Случилось так, что именно с проблемой вероятностного прогноза у больных шизофренией увязалось многое не только в моей дальнейшей работе, но прежде всего в жизни и мировоззрении. Этим обусловлена обстоятельность, с которой далее об этой проблеме говорится.

Чистович познакомила меня с Фейгенбергом потому, что в некотором роде я тоже занималась вероятностным прогнозом, только на речевом материале и, разумеется, в норме. Но, как гласит известный афоризм, что скрыто в норме, то явно в патологии. Поэтому я была очень заинтригована.

Вероятностный прогноз — не самый удачный термин, поскольку любой прогноз, по определению, вероятностен — иначе это не прогноз, а пророчество. Правильнее было бы говорить о предсказании вероятностей тех или иных событий. В лингвистику и психологию эта проблематика в сильно трансформированном виде перешла из теории информации. Я-то случайно нашла ссылку на заинтересовавший меня эксперимент, но в работу по теории кодирования, где я ее обнаружила, она попала закономерно.

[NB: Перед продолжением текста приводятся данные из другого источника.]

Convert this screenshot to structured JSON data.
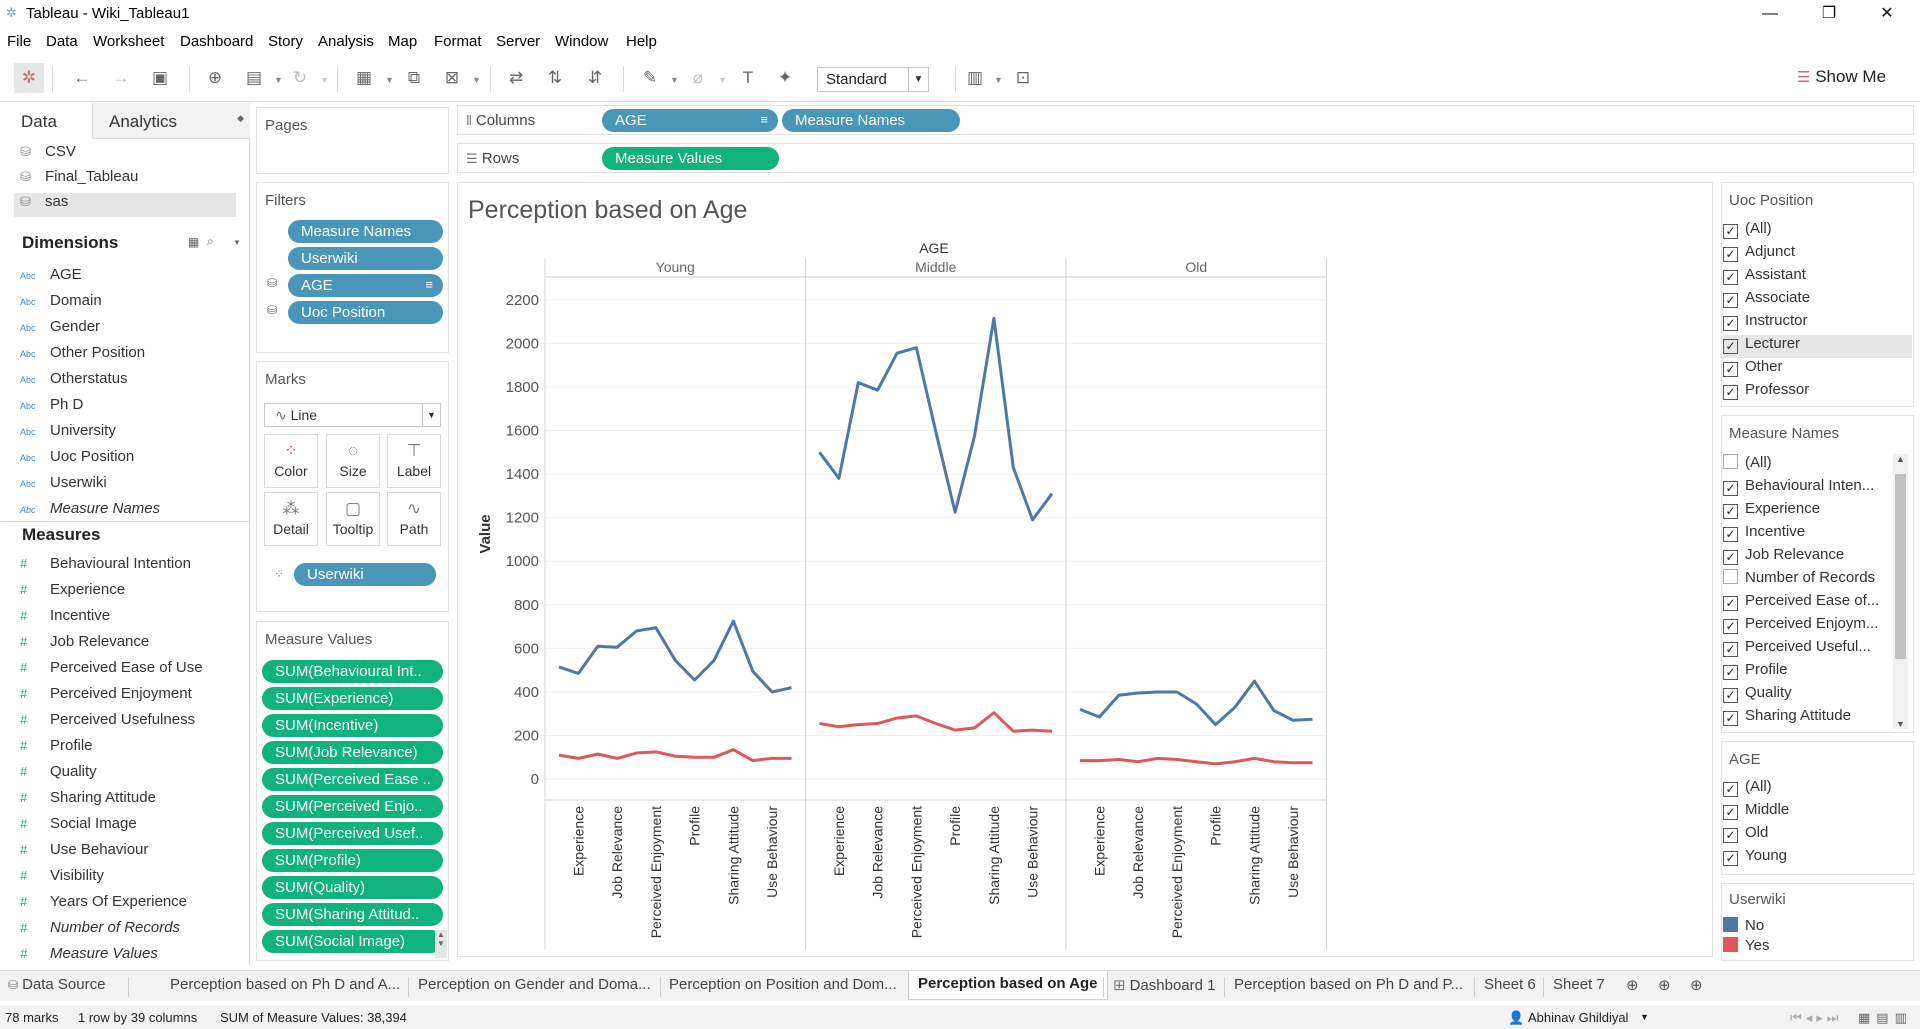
{
  "window": {
    "title": "Tableau - Wiki_Tableau1"
  },
  "menu": [
    "File",
    "Data",
    "Worksheet",
    "Dashboard",
    "Story",
    "Analysis",
    "Map",
    "Format",
    "Server",
    "Window",
    "Help"
  ],
  "toolbar": {
    "fit_select": "Standard",
    "show_me": "Show Me"
  },
  "data_pane": {
    "tabs": [
      "Data",
      "Analytics"
    ],
    "sources": [
      "CSV",
      "Final_Tableau",
      "sas"
    ],
    "dimensions_header": "Dimensions",
    "dimensions": [
      "AGE",
      "Domain",
      "Gender",
      "Other Position",
      "Otherstatus",
      "Ph D",
      "University",
      "Uoc Position",
      "Userwiki",
      "Measure Names"
    ],
    "dim_icon": "Abc",
    "measures_header": "Measures",
    "measures": [
      "Behavioural Intention",
      "Experience",
      "Incentive",
      "Job Relevance",
      "Perceived Ease of Use",
      "Perceived Enjoyment",
      "Perceived Usefulness",
      "Profile",
      "Quality",
      "Sharing Attitude",
      "Social Image",
      "Use Behaviour",
      "Visibility",
      "Years Of Experience",
      "Number of Records",
      "Measure Values"
    ]
  },
  "pages": {
    "header": "Pages"
  },
  "filters": {
    "header": "Filters",
    "pills": [
      "Measure Names",
      "Userwiki",
      "AGE",
      "Uoc Position"
    ]
  },
  "marks": {
    "header": "Marks",
    "type": "Line",
    "buttons": [
      "Color",
      "Size",
      "Label",
      "Detail",
      "Tooltip",
      "Path"
    ],
    "color_pill": "Userwiki"
  },
  "measure_values": {
    "header": "Measure Values",
    "pills": [
      "SUM(Behavioural Int..",
      "SUM(Experience)",
      "SUM(Incentive)",
      "SUM(Job Relevance)",
      "SUM(Perceived Ease ..",
      "SUM(Perceived Enjo..",
      "SUM(Perceived Usef..",
      "SUM(Profile)",
      "SUM(Quality)",
      "SUM(Sharing Attitud..",
      "SUM(Social Image)"
    ]
  },
  "shelves": {
    "columns_label": "Columns",
    "columns": [
      "AGE",
      "Measure Names"
    ],
    "rows_label": "Rows",
    "rows": [
      "Measure Values"
    ]
  },
  "view": {
    "title": "Perception based on Age"
  },
  "chart_data": {
    "type": "line",
    "title": "Perception based on Age",
    "column_header": "AGE",
    "panes": [
      "Young",
      "Middle",
      "Old"
    ],
    "ylabel": "Value",
    "ylim": [
      -50,
      2300
    ],
    "yticks": [
      0,
      200,
      400,
      600,
      800,
      1000,
      1200,
      1400,
      1600,
      1800,
      2000,
      2200
    ],
    "x_tick_labels": [
      "Experience",
      "Job Relevance",
      "Perceived Enjoyment",
      "Profile",
      "Sharing Attitude",
      "Use Behaviour"
    ],
    "points_per_pane": 13,
    "series": [
      {
        "name": "No",
        "color": "#4e79a7",
        "values": {
          "Young": [
            515,
            485,
            610,
            605,
            680,
            695,
            545,
            455,
            545,
            725,
            495,
            400,
            420
          ],
          "Middle": [
            1500,
            1380,
            1820,
            1785,
            1955,
            1980,
            1595,
            1225,
            1575,
            2115,
            1430,
            1190,
            1310
          ],
          "Old": [
            320,
            285,
            385,
            395,
            400,
            400,
            345,
            250,
            330,
            450,
            315,
            270,
            275
          ]
        }
      },
      {
        "name": "Yes",
        "color": "#e15759",
        "values": {
          "Young": [
            110,
            95,
            115,
            95,
            120,
            125,
            105,
            100,
            100,
            135,
            85,
            95,
            95
          ],
          "Middle": [
            255,
            240,
            250,
            255,
            280,
            290,
            255,
            225,
            235,
            305,
            220,
            225,
            220
          ],
          "Old": [
            85,
            85,
            90,
            80,
            95,
            90,
            80,
            70,
            80,
            95,
            80,
            75,
            75
          ]
        }
      }
    ]
  },
  "uoc_position": {
    "header": "Uoc Position",
    "items": [
      {
        "label": "(All)",
        "checked": true
      },
      {
        "label": "Adjunct",
        "checked": true
      },
      {
        "label": "Assistant",
        "checked": true
      },
      {
        "label": "Associate",
        "checked": true
      },
      {
        "label": "Instructor",
        "checked": true
      },
      {
        "label": "Lecturer",
        "checked": true
      },
      {
        "label": "Other",
        "checked": true
      },
      {
        "label": "Professor",
        "checked": true
      }
    ]
  },
  "measure_names_filter": {
    "header": "Measure Names",
    "items": [
      {
        "label": "(All)",
        "checked": false
      },
      {
        "label": "Behavioural Inten...",
        "checked": true
      },
      {
        "label": "Experience",
        "checked": true
      },
      {
        "label": "Incentive",
        "checked": true
      },
      {
        "label": "Job Relevance",
        "checked": true
      },
      {
        "label": "Number of Records",
        "checked": false
      },
      {
        "label": "Perceived Ease of...",
        "checked": true
      },
      {
        "label": "Perceived Enjoym...",
        "checked": true
      },
      {
        "label": "Perceived Useful...",
        "checked": true
      },
      {
        "label": "Profile",
        "checked": true
      },
      {
        "label": "Quality",
        "checked": true
      },
      {
        "label": "Sharing Attitude",
        "checked": true
      }
    ]
  },
  "age_filter": {
    "header": "AGE",
    "items": [
      {
        "label": "(All)",
        "checked": true
      },
      {
        "label": "Middle",
        "checked": true
      },
      {
        "label": "Old",
        "checked": true
      },
      {
        "label": "Young",
        "checked": true
      }
    ]
  },
  "userwiki_legend": {
    "header": "Userwiki",
    "items": [
      {
        "label": "No",
        "color": "#4e79a7"
      },
      {
        "label": "Yes",
        "color": "#e15759"
      }
    ]
  },
  "sheet_tabs": [
    "Data Source",
    "Perception based on Ph D and A...",
    "Perception on Gender and Doma...",
    "Perception on Position and Dom...",
    "Perception based on Age",
    "Dashboard 1",
    "Perception based on Ph D and P...",
    "Sheet 6",
    "Sheet 7"
  ],
  "active_tab": "Perception based on Age",
  "status": {
    "marks": "78 marks",
    "dims": "1 row by 39 columns",
    "sum": "SUM of Measure Values: 38,394",
    "user": "Abhinav Ghildiyal"
  }
}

Выше, в разделе «Перемена участи», я говорила о том, что наше представление о более знакомых и менее знакомых словах возникает как результирующая многих составляющих. Там же упоминалось, что в качестве первого шага я решила воспроизвести эксперимент американских ученых, где выяснилось, что «хорошо знакомые» слова в тахистоскопе распознаются быстрее, чем «менее знакомые». Этим я в дальнейшем и стала заниматься вместе с командой, сложившейся на семинаре.

Одна из наиболее сложных задач, возникших в этой связи, состояла в следующем. Надо было найти надежный способ оценить «реальную» степень нашего знакомства со словом — т. е. ту частоту, которая отражена в памяти как суммирующая весь опыт «встреч» индивида и со словом, и с именуемым им объектом, и с промельком образа этого слова (или объекта?) в мысли. Ведь именно от этой частоты зависит возможность распознать слово в тахистоскопе за больший или меньший промежуток времени. Выражаясь иначе, от этой суммарной частоты и зависит наш прогноз.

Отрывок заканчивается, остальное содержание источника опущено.